In the event of a heart attack, primary medical care plays a special role. If cardiac arrest has already occurred, cardiopulmonary resuscitation should take place immediately. Rescue workers can also use defibrillators to stop an existing cardiac fibrillation and stabilize the heart's rhythm. Subsequently, the initiation of a lysis therapy or a catheter treatment is provided in order to ensure the blood supply to the heart again to the required extent. The drug treatment of a heart attack is usually based on the administration of a nitroglycerin spray and morphine preparations for pain relief. In addition, a broad mix of other preparations is used, which - depending on the individual clinical picture - should, for example, facilitate blood flow, alleviate pain or serve to calm down. In addition, an operation may be necessary, for example to bypass or implant a pacemaker.

Treatment: muscles and skeletal system

If the chest pain originates from the skeletal system or the muscles, treatment methods such as physiotherapy, massage, acupuncture or osteopathy offer promising therapeutic approaches.

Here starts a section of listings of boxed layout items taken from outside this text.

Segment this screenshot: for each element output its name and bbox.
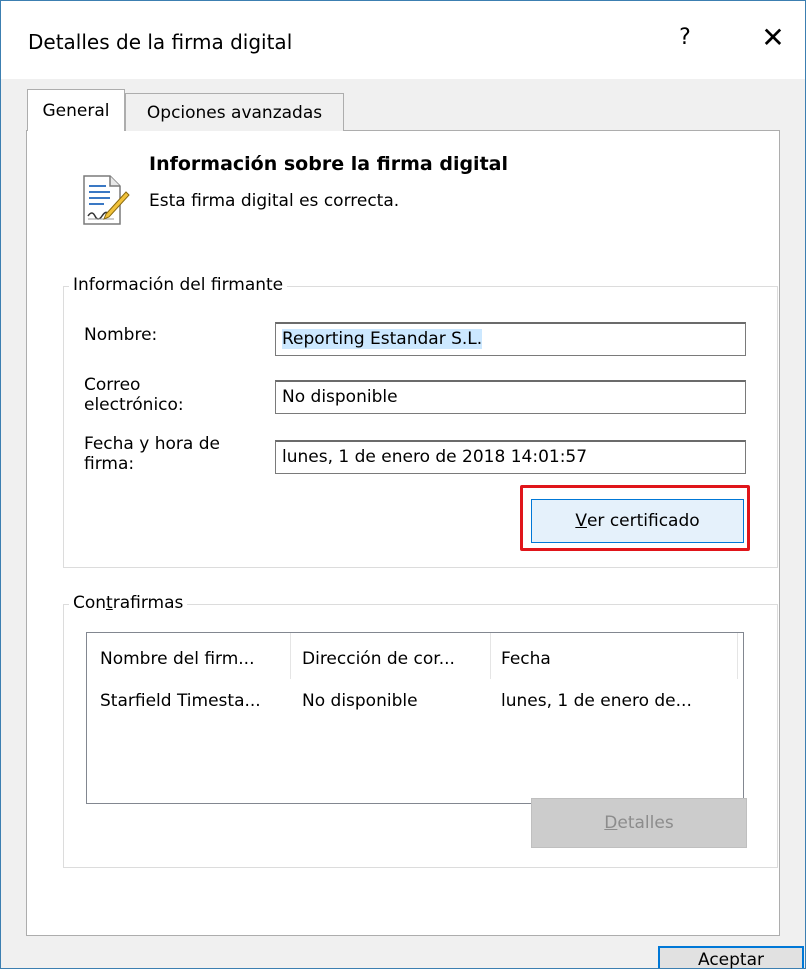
name-value: Reporting Estandar S.L. xyxy=(282,329,483,349)
email-value: No disponible xyxy=(282,387,398,407)
signing-date-value: lunes, 1 de enero de 2018 14:01:57 xyxy=(282,447,588,467)
details-label: etalles xyxy=(617,813,674,833)
column-header-email[interactable]: Dirección de cor... xyxy=(302,649,455,669)
name-field[interactable]: Reporting Estandar S.L. xyxy=(275,322,746,356)
email-label-line2: electrónico: xyxy=(84,395,184,415)
countersignatures-legend-rest: rafirmas xyxy=(112,593,184,613)
tab-general[interactable]: General xyxy=(27,89,125,131)
column-header-signer-name[interactable]: Nombre del firm... xyxy=(100,649,255,669)
accept-label: Aceptar xyxy=(698,950,764,970)
column-separator[interactable] xyxy=(737,633,738,679)
name-label: Nombre: xyxy=(84,325,158,345)
view-certificate-accel: V xyxy=(575,511,587,531)
email-field[interactable]: No disponible xyxy=(275,380,746,414)
countersignatures-legend-prefix: Con xyxy=(73,593,107,613)
window-title: Detalles de la firma digital xyxy=(28,30,293,54)
help-button[interactable]: ? xyxy=(671,25,699,50)
signing-date-field[interactable]: lunes, 1 de enero de 2018 14:01:57 xyxy=(275,440,746,474)
details-accel: D xyxy=(604,813,618,833)
row-email: No disponible xyxy=(302,691,418,711)
header-subtitle: Esta firma digital es correcta. xyxy=(149,191,400,211)
view-certificate-label: er certificado xyxy=(586,511,700,531)
signer-info-legend: Información del firmante xyxy=(69,275,288,295)
details-button[interactable]: Detalles xyxy=(531,798,747,848)
list-header: Nombre del firm... Dirección de cor... F… xyxy=(87,633,743,687)
date-label-line1: Fecha y hora de xyxy=(84,434,220,454)
accept-button[interactable]: Aceptar xyxy=(658,946,804,970)
countersignatures-legend: Contrafirmas xyxy=(69,593,188,613)
row-date: lunes, 1 de enero de... xyxy=(501,691,692,711)
row-signer-name: Starfield Timesta... xyxy=(100,691,261,711)
email-label-line1: Correo xyxy=(84,375,141,395)
countersignatures-list[interactable]: Nombre del firm... Dirección de cor... F… xyxy=(86,632,744,804)
tab-advanced-options[interactable]: Opciones avanzadas xyxy=(125,93,344,131)
dialog-window: Detalles de la firma digital ? ✕ General… xyxy=(0,0,806,970)
header-title: Información sobre la firma digital xyxy=(149,153,508,175)
column-separator[interactable] xyxy=(290,633,291,679)
date-label-line2: firma: xyxy=(84,454,135,474)
tab-advanced-options-label: Opciones avanzadas xyxy=(146,102,323,123)
title-bar: Detalles de la firma digital ? ✕ xyxy=(1,1,805,79)
general-tab-panel: Información sobre la firma digital Esta … xyxy=(26,130,780,936)
column-separator[interactable] xyxy=(490,633,491,679)
view-certificate-button[interactable]: Ver certificado xyxy=(531,499,744,543)
tab-general-label: General xyxy=(42,100,110,121)
close-button[interactable]: ✕ xyxy=(753,21,793,55)
countersignatures-legend-accel: t xyxy=(106,593,113,613)
column-header-date[interactable]: Fecha xyxy=(501,649,551,669)
signed-document-icon xyxy=(83,175,130,225)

There are also some homeopathic remedies and the so-called Schüßler salts available for naturopathic treatment of tension in the chest area. However, the choice of suitable preparations should be left to experienced therapists. Accompanying nutritional therapy can counteract the possibly existing acidity of the organism and thus support the treatment of muscle-related pain. In naturopathy, a balanced acid-base balance is generally considered to be of great importance in avoiding muscle ailments. (fp, vb; updated on February 11, 2019)

Author and source information

This text corresponds to the requirements of the medical literature, medical guidelines and current studies and has been checked by medical doctors.

Dipl. Geogr. Fabian Peters, Dr. med. Andreas Schilling

Swell:

  • Malte Kelm et al .: Pocket guideline: Therapy of acute myocardial infarction in patients with ST segment elevation (STEMI), German Society for Cardiology - Cardiovascular Research e.V., (accessed 10.07.2019), DGK
  • Marco Roffi et al .: Pocket guideline: Acute coronary syndrome without ST elevation (NSTE-ACS) (version 2015), German Society for Cardiology - Cardiovascular Research e.V., (accessed 10.07.2019), DGK
  • Viola Hach-Wunderle et al .: Guideline S2: Diagnostics and therapy of venous thrombosis and pulmonary embolism, German Society for Angiology - Society for Vascular Medicine, (accessed July 10, 2019), AWMF
  • Herbert Koop et al .: S2k guideline 021/013 Gastroesophageal reflux disease, German Society for Gastroenterology, Digestive and Metabolic Diseases (DGVS), (accessed July 10, 2019), AWMF

ICD codes for this disease: R07.4ICD codes are internationally valid encodings for medical diagnoses. You can find e.g. in doctor's letters or on disability certificates.